Vérifiez que la facture mentionne :

  • la bonne entité facturée ;
  • le bon numéro de bon de commande ;
  • une description de prestation claire ;
  • la période couverte ;
  • le montant et la devise ;
  • la mention TVA cohérente ;
  • les informations légales du prestataire ;
  • les coordonnées bancaires exactes.

Pour aller plus loin sur le volet paiement et les flux associés, vous pouvez consulter le circuit complet pour facturer et payer une prestation hors UE.

Côté cadrage contractuel

Assurez-vous que la prestation soit décrite comme une prestation B2B.

Le contrat ou bon de commande doit éviter une logique de simple fourniture de main-d’œuvre.

Il doit viser :

  • un périmètre ;
  • des livrables ;
  • des attendus ;
  • des modalités de validation ;
  • des responsabilités ;
  • des conditions de facturation.

Cela protège l’ESN, mais aussi le freelance.

FAQ

Puis-je facturer une ESN française depuis la Thaïlande en tant que freelance ?

Oui, si votre situation réelle, votre statut local et le cadre contractuel le permettent, et si l’ESN accepte de référencer un prestataire hors UE.

Le point bloquant vient souvent moins de votre capacité à émettre une facture que de la capacité de l’ESN à l’accepter dans son process fournisseur.

Dois-je facturer la TVA française à l’ESN ?

Pas nécessairement. Pour une prestation B2B réalisée par un prestataire établi hors UE, l’ESN française peut devoir appliquer un mécanisme d’autoliquidation de TVA.

La mention exacte dépend de la prestation, du statut du prestataire et du traitement comptable retenu. Elle doit être validée avec un conseil compétent.

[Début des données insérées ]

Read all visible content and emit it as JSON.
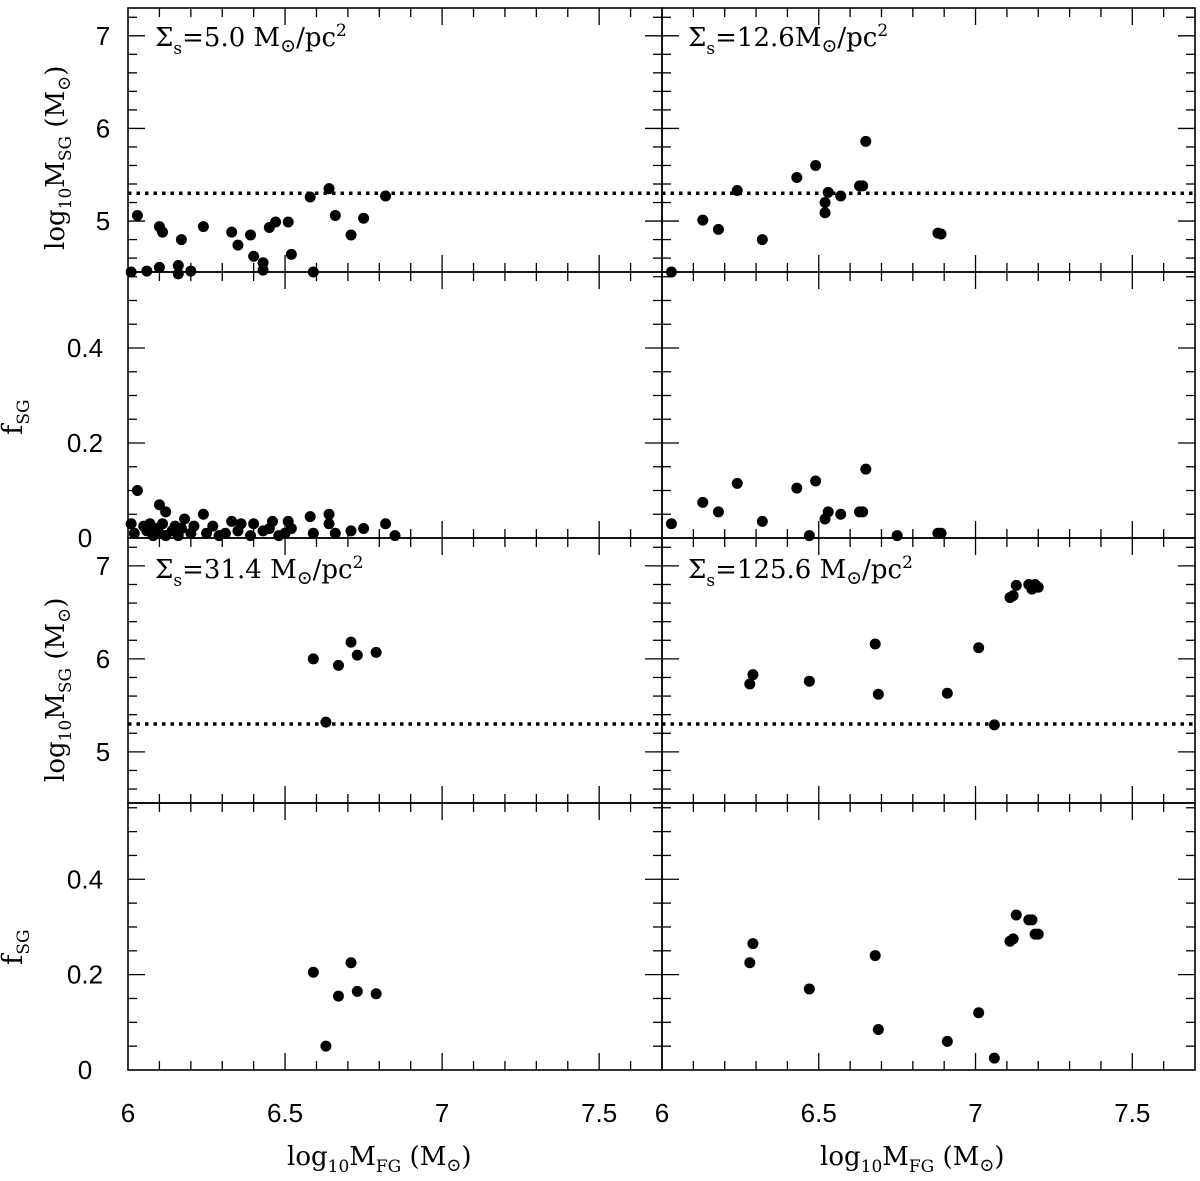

Une adresse en Thaïlande suffit-elle à prouver ma résidence fiscale ?

Non. Une adresse ne suffit pas.

La résidence fiscale dépend de faits réels : lieu de vie, durée de présence, centre des intérêts, conditions d’exercice, absence de présence organisée en France. Une situation artificielle ou incohérente peut créer un risque fiscal.

Que faire si l’ESN refuse ma facture thaïlandaise ?

Il faut d’abord comprendre la raison du refus : TVA, paiement international, politique achats, conformité fournisseur, client final, risque contractuel.

Si le blocage vient du fait que l’ESN ne veut pas contracter avec un prestataire hors UE, une solution comme StelarWork peut être envisagée : l’ESN contracte avec un fournisseur français, tandis que le freelance reste facturé selon son statut réel à l’étranger.

Disclaimer

Cet article fournit une information générale à destination de freelances tech et d’ESN. Il ne constitue pas un conseil juridique, fiscal, social ou comptable personnalisé.

Les règles applicables dépendent notamment de votre résidence fiscale réelle, de votre statut en Thaïlande, de la nature de la prestation, du contrat, des flux de paiement et de la situation de l’ESN française.

Avant d’émettre une facture ou de structurer une relation contractuelle transfrontalière, faites valider votre situation par un professionnel compétent dans les juridictions concernées.